Game of Drones was hired as “interactive entertainment” for a corporate training event (Mr. Cornblatt won’t say for who) at the MGM Grand, and hired five extra ringers to handle the operation. They tore down the cabanas of a pool-side open bar and built a single long safety-zone where over 4,000 sloshed guests could race around a track, weave through obstacle courses, and fly the first drones ever flown on hotel grounds.
Mr. Cornblatt was pleasantly surprised at the success of the event, and getting an early taste for wide-scale entertainment has him thinking about the next step for Game of Drones. But what follows after the live show in Vegas? Television, of course.
“I see us doing a permanent show in Vegas, but we’re going to have a show on TV very soon,” Mr. Cornblatt said. “It’s an inevitability—the TV show frames itself around the development around that Vegas product.”

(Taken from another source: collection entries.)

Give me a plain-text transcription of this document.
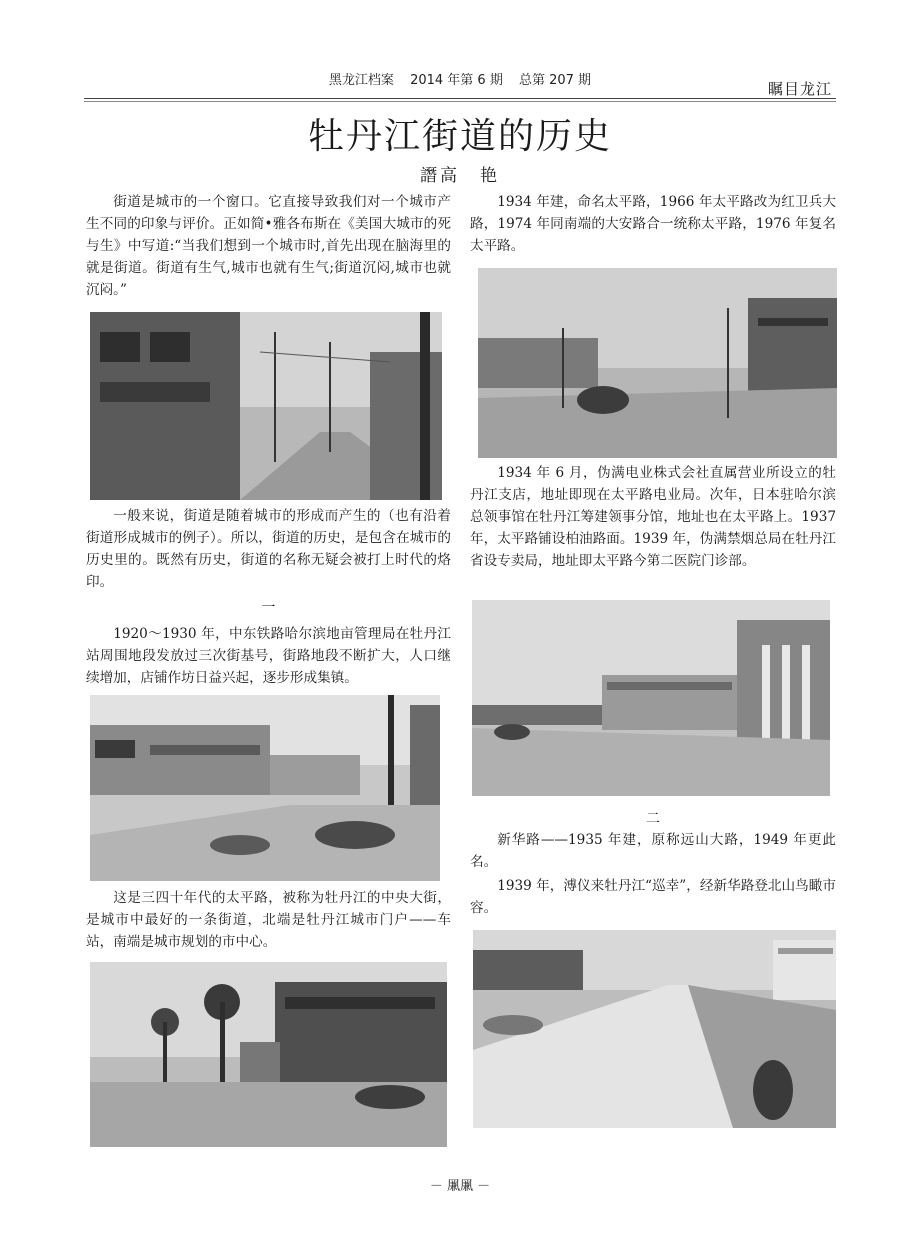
黑龙江档案 2014 年第 6 期 总第 207 期	瞩目龙江
牡丹江街道的历史
譖高　艳

街道是城市的一个窗口。它直接导致我们对一个城市产生不同的印象与评价。正如简•雅各布斯在《美国大城市的死与生》中写道:“当我们想到一个城市时,首先出现在脑海里的就是街道。街道有生气,城市也就有生气;街道沉闷,城市也就沉闷。”

一般来说，街道是随着城市的形成而产生的（也有沿着街道形成城市的例子）。所以，街道的历史，是包含在城市的历史里的。既然有历史，街道的名称无疑会被打上时代的烙印。

一

1920～1930 年，中东铁路哈尔滨地亩管理局在牡丹江站周围地段发放过三次街基号，街路地段不断扩大，人口继续增加，店铺作坊日益兴起，逐步形成集镇。

这是三四十年代的太平路，被称为牡丹江的中央大街，是城市中最好的一条街道，北端是牡丹江城市门户——车站，南端是城市规划的市中心。

1934 年建，命名太平路，1966 年太平路改为红卫兵大路，1974 年同南端的大安路合一统称太平路，1976 年复名太平路。

1934 年 6 月，伪满电业株式会社直属营业所设立的牡丹江支店，地址即现在太平路电业局。次年，日本驻哈尔滨总领事馆在牡丹江筹建领事分馆，地址也在太平路上。1937 年，太平路铺设柏油路面。1939 年，伪满禁烟总局在牡丹江省设专卖局，地址即太平路今第二医院门诊部。

二

新华路——1935 年建，原称远山大路，1949 年更此名。

1939 年，溥仪来牡丹江“巡幸”，经新华路登北山鸟瞰市容。

－ 凲凲 －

Another show concept would be a sort of Robot Wars revival for drone combat that would encourage more people to start their own leagues, growing the community of competitive drone athletes the same way competitive gaming is finally coming of age. That’ll come once Game of Drones, which is used to doing things their own way with their long-running YouTube series, finds the right fit with a production company.

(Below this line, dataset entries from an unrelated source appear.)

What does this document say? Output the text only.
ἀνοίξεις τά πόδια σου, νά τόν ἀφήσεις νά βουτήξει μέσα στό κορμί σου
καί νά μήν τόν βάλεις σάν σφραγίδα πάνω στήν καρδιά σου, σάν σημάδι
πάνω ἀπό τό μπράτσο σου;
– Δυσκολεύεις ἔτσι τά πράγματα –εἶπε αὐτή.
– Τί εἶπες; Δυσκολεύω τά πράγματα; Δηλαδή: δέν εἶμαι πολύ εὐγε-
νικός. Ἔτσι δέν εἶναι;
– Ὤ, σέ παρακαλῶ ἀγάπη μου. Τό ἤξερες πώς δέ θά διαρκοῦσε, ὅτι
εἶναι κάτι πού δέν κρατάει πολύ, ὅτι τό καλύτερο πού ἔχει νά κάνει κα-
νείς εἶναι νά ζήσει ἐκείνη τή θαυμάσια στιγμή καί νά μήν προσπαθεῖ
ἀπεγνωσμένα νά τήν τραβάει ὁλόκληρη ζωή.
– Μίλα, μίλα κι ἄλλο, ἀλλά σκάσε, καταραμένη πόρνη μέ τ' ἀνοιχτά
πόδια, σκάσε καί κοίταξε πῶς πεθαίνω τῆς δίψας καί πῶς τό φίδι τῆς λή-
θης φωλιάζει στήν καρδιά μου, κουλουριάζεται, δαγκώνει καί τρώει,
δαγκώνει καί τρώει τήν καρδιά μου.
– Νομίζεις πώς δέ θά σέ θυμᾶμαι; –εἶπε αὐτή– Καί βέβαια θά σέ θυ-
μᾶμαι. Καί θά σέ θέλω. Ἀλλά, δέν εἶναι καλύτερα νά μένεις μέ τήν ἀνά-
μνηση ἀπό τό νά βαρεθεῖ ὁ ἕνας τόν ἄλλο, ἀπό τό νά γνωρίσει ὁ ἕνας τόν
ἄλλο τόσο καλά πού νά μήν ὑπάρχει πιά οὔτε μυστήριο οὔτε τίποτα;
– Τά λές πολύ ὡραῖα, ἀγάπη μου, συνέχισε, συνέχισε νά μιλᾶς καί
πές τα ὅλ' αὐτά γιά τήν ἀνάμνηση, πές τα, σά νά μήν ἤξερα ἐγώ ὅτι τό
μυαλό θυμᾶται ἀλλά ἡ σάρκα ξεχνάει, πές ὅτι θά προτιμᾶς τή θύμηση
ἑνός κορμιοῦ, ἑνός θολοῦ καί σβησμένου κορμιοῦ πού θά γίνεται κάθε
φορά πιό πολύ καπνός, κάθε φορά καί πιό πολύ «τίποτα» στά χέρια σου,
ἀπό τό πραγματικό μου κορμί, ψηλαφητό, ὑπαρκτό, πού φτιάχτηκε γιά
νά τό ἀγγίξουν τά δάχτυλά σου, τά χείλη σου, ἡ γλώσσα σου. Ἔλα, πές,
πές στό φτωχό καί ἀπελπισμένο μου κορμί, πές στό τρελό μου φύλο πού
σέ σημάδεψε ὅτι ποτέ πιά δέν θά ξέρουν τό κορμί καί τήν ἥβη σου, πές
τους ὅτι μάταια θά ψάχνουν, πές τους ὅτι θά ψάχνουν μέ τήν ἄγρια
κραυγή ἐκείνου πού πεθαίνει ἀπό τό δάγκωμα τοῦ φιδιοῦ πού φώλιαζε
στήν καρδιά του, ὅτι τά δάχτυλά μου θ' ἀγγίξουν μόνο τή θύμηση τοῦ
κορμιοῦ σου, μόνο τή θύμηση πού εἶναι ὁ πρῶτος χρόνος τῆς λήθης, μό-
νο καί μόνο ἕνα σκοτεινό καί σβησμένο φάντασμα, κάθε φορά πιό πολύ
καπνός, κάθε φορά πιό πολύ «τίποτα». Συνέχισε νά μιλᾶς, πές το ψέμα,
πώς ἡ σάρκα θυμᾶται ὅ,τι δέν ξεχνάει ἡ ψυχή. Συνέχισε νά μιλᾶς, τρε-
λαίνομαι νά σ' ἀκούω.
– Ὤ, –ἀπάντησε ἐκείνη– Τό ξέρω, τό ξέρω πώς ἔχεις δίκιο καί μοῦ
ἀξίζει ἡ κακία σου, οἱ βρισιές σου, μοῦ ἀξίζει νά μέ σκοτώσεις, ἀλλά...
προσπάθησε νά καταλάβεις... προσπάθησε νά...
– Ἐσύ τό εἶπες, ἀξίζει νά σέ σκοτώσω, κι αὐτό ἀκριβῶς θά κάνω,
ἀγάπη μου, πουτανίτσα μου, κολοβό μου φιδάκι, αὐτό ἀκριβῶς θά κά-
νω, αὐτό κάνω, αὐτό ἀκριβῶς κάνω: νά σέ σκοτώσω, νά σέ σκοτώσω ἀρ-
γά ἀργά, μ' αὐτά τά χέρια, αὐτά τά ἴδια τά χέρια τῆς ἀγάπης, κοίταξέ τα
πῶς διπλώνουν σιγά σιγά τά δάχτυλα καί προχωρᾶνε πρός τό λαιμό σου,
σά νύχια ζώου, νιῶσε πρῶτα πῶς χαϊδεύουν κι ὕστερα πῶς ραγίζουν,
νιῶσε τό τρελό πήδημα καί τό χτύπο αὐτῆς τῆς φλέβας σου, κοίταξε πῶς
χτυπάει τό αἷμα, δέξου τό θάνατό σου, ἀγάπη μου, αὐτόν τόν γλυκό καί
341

“We’ve been signed with a couple of production companies—we’ve been very aggressively getting it out there,” Mr. Cornblatt said. “There’s constant churn in the world of television for offbeat characters.”
Where the ASL favors family-friendly fun, the show would go “back to roots” with flamethrowers, paintballs and other theatrics. But where will all of the money come from? Mr. Cornblatt isn’t worried about that: the hardware end of the business is successful and growing—within one year, Mr. Cornblatt wants to put out a drone that races and fights out of the box for under $100—and being based in Silicon Valley doesn’t hurt when you’re in a buzzy sector in tech.
“We’re in the ground zero of capital,” Mr. Cornblatt said. “People are excited and throwing small bits of captial at us, even when they don’t know what it is they’re investing in half of the time.”
If all this makes Mr. Cornblatt sound arrogant or excitable, we assure you he’s not. He just takes the future of drones seriously, and truly believes in the growth of that market beyond niche uses and gimmicks. Where some people see publicity stunts and bad legislation, Mr. Cornblatt sees Cirque du Solei, nationally syndicated shows, paintball guns, nets, leagues, race tracks, pyrotechnics, lights, cameras, action.